Obviously, I don’t know how to field dress a white-tail deer. But the internet does. So here’s a quick summary of what I more than likely witnessed, according to the gutting instructions at Badlands Gear:
“Take your sharpest knife and make a cut all the way around the anus. Go over this cut a few times until it’s a few inches deep and you’re confident the colon has been fully cut away from the pelvic bone…Next, spread the hind legs and either have your hunting buddy (hopefully wasn’t me) hold them apart or break out the rope and tie them off to some trees…Now, grab the skin where it makes a “V’ between the rear legs…Cut a 1-inch deep slit through the skin here…then using that slit as a starting point, use the gut hook to open the belly from the pelvic bone to the breastbone…If you don’t have a hook and are using a knife, use your index and middle fingers inside the hole to pull the hide up and away from the organs. Hold the blade facing out and carefully cut all the way to the rib cage…Now, using a bone saw or bolt cutters, cut through the ribs and separate the two halves. This will make for some horror-movie-level cracking sounds, but if you get the ribs spread enough, they should stay open a bit on their own…Take your knife and sever the diaphragm…Cut it away from all sides of the cavity walls and spine…Now, reach up into the neck and grab the windpipe. Pull it toward you to make it taut and slice it in half…If you’ve cut the anus free, severed the diaphragm, and cut the windpipe successfully, you now should be able to grab that windpipe and pull the entire gut sack out of the body.”

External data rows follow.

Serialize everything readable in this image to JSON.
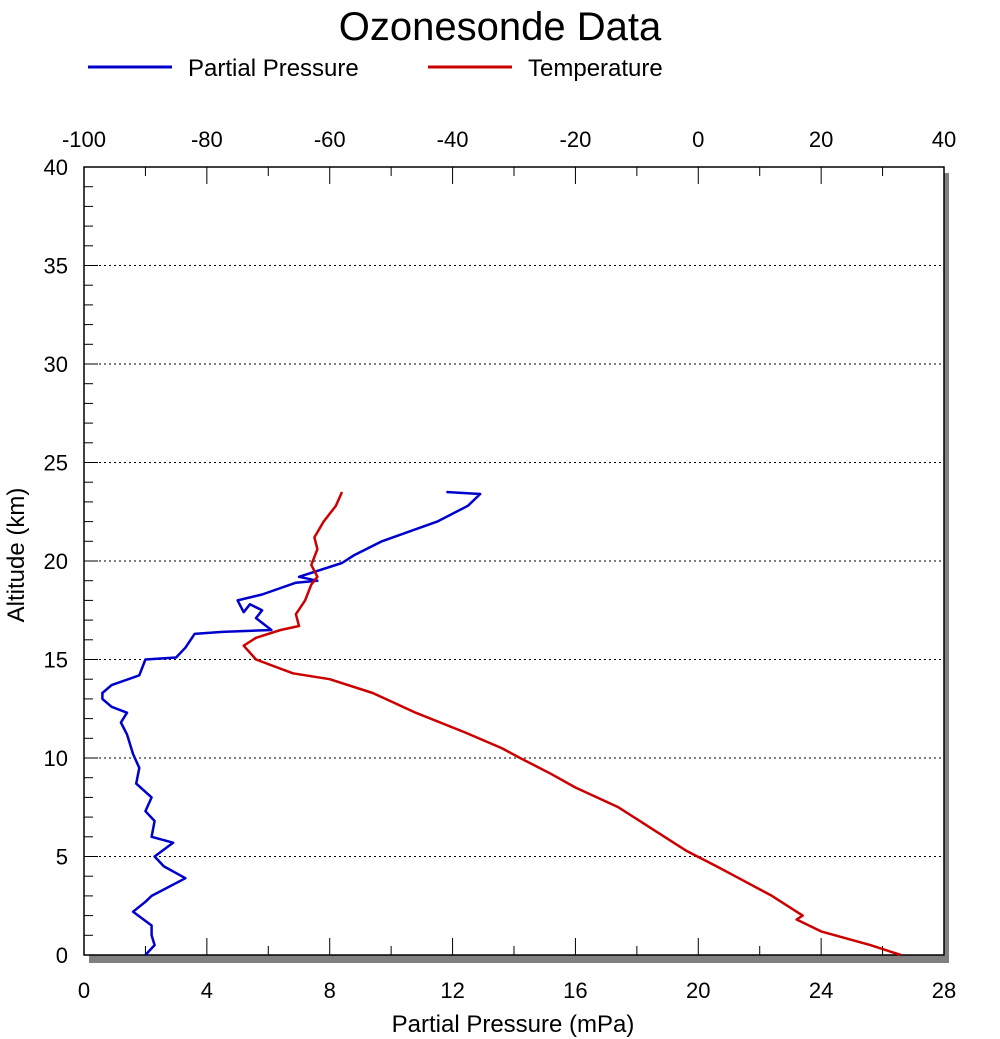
{
  "chart_data": {
    "type": "line",
    "title": "Ozonesonde Data",
    "xlabel_bottom": "Partial Pressure (mPa)",
    "ylabel": "Altitude (km)",
    "xlim_bottom": [
      0,
      28
    ],
    "xticks_bottom": [
      "0",
      "4",
      "8",
      "12",
      "16",
      "20",
      "24",
      "28"
    ],
    "xlim_top": [
      -100,
      40
    ],
    "xticks_top": [
      "-100",
      "-80",
      "-60",
      "-40",
      "-20",
      "0",
      "20",
      "40"
    ],
    "ylim": [
      0,
      40
    ],
    "yticks": [
      "0",
      "5",
      "10",
      "15",
      "20",
      "25",
      "30",
      "35",
      "40"
    ],
    "grid": "horizontal dotted at major y ticks",
    "legend": "top",
    "series": [
      {
        "name": "Partial Pressure",
        "axis": "bottom",
        "color": "#0000cc",
        "points": [
          [
            2.0,
            0.0
          ],
          [
            2.3,
            0.5
          ],
          [
            2.2,
            1.0
          ],
          [
            2.2,
            1.5
          ],
          [
            1.6,
            2.2
          ],
          [
            2.0,
            2.7
          ],
          [
            2.2,
            3.0
          ],
          [
            3.3,
            3.9
          ],
          [
            2.6,
            4.5
          ],
          [
            2.3,
            5.0
          ],
          [
            2.9,
            5.7
          ],
          [
            2.2,
            6.0
          ],
          [
            2.3,
            6.8
          ],
          [
            2.0,
            7.3
          ],
          [
            2.2,
            8.0
          ],
          [
            1.7,
            8.7
          ],
          [
            1.8,
            9.5
          ],
          [
            1.6,
            10.2
          ],
          [
            1.4,
            11.2
          ],
          [
            1.2,
            11.8
          ],
          [
            1.4,
            12.3
          ],
          [
            0.9,
            12.6
          ],
          [
            0.6,
            13.0
          ],
          [
            0.6,
            13.3
          ],
          [
            0.9,
            13.7
          ],
          [
            1.8,
            14.2
          ],
          [
            2.0,
            15.0
          ],
          [
            3.0,
            15.1
          ],
          [
            3.3,
            15.6
          ],
          [
            3.6,
            16.3
          ],
          [
            4.5,
            16.4
          ],
          [
            6.1,
            16.5
          ],
          [
            5.6,
            17.1
          ],
          [
            5.8,
            17.5
          ],
          [
            5.4,
            17.8
          ],
          [
            5.2,
            17.4
          ],
          [
            5.0,
            18.0
          ],
          [
            5.8,
            18.3
          ],
          [
            6.9,
            18.9
          ],
          [
            7.6,
            19.0
          ],
          [
            7.0,
            19.2
          ],
          [
            8.4,
            19.9
          ],
          [
            8.8,
            20.3
          ],
          [
            9.7,
            21.0
          ],
          [
            11.5,
            22.0
          ],
          [
            12.5,
            22.8
          ],
          [
            12.9,
            23.4
          ],
          [
            11.8,
            23.5
          ]
        ]
      },
      {
        "name": "Temperature",
        "axis": "top",
        "color": "#cc0000",
        "points": [
          [
            33.0,
            0.0
          ],
          [
            28.0,
            0.5
          ],
          [
            20.0,
            1.2
          ],
          [
            16.0,
            1.8
          ],
          [
            17.0,
            2.0
          ],
          [
            16.0,
            2.2
          ],
          [
            12.0,
            3.0
          ],
          [
            6.0,
            4.0
          ],
          [
            3.0,
            4.5
          ],
          [
            -2.0,
            5.3
          ],
          [
            -7.0,
            6.3
          ],
          [
            -13.0,
            7.5
          ],
          [
            -20.0,
            8.5
          ],
          [
            -24.0,
            9.2
          ],
          [
            -29.0,
            10.0
          ],
          [
            -32.0,
            10.5
          ],
          [
            -38.0,
            11.3
          ],
          [
            -46.0,
            12.3
          ],
          [
            -53.0,
            13.3
          ],
          [
            -60.0,
            14.0
          ],
          [
            -66.0,
            14.3
          ],
          [
            -72.0,
            15.0
          ],
          [
            -74.0,
            15.7
          ],
          [
            -72.0,
            16.1
          ],
          [
            -68.0,
            16.5
          ],
          [
            -65.0,
            16.7
          ],
          [
            -65.5,
            17.3
          ],
          [
            -64.0,
            18.0
          ],
          [
            -63.0,
            18.8
          ],
          [
            -62.0,
            19.2
          ],
          [
            -63.0,
            19.8
          ],
          [
            -62.0,
            20.6
          ],
          [
            -62.5,
            21.2
          ],
          [
            -61.0,
            22.0
          ],
          [
            -59.0,
            22.8
          ],
          [
            -58.0,
            23.5
          ]
        ]
      }
    ]
  }
}
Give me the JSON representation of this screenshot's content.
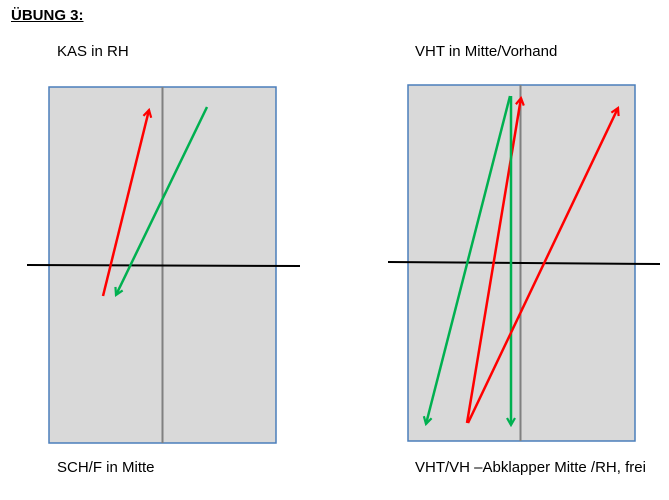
{
  "title": "ÜBUNG 3:",
  "panels": [
    {
      "top_label": "KAS in RH",
      "bottom_label": "SCH/F in Mitte"
    },
    {
      "top_label": "VHT in Mitte/Vorhand",
      "bottom_label": "VHT/VH –Abklapper Mitte /RH, frei"
    }
  ],
  "colors": {
    "table_fill": "#d9d9d9",
    "table_border": "#4a7ebb",
    "center_line": "#808080",
    "net_line": "#000000",
    "arrow_red": "#ff0000",
    "arrow_green": "#00b050"
  }
}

I don’t remember/blacked out most of that up until Uncle Jimmy pulled the entire gut sack—aka all the internal organs—out of the body. Even at that age, I remember it all looking so human and easily identifiable from school science books: the stomach, intestines, lungs, etc.
We put the gutted deer on the back of the four-wheeler and drove to the farmhouse, leaving behind the bloody crime scene.
It’s fun to imagine now, eleven-year-old me standing there in the snow probably wearing a baggy borrowed jacket, young twenty-something Jimmy being an exemplary uncle, giving me this right of passage and carefully cutting around the anus of a small dead buck as I watched in utter horror.
While Uncle Jimmy didn’t exactly turn me vegan, the experience scarred me enough to never get even remotely close to a recently slain still-steaming-with-the-warmth-of-being deer again.
And it may have been the first brick laid in the foundation of my now-vegan life.
I’ve lived in Texas my whole life and am surrounded by hunters and proud meat eaters. I stopped eating meat about a year ago after being grossed out while cutting up a chicken. We don’t talk about the ick factor enough. 😂
That’s what you call ORGANIC MEAT EH? I think I would share your same sentiment if I had to gut it myself 😆Personally, I don’t like deer at all but give me some fresh Elk and I’m gonna eat it. I appreciate how hard it is to harvest animals and the food they provide us meat eaters. Way better than picking it up at the grocery store. Again, great writing, Mitchell.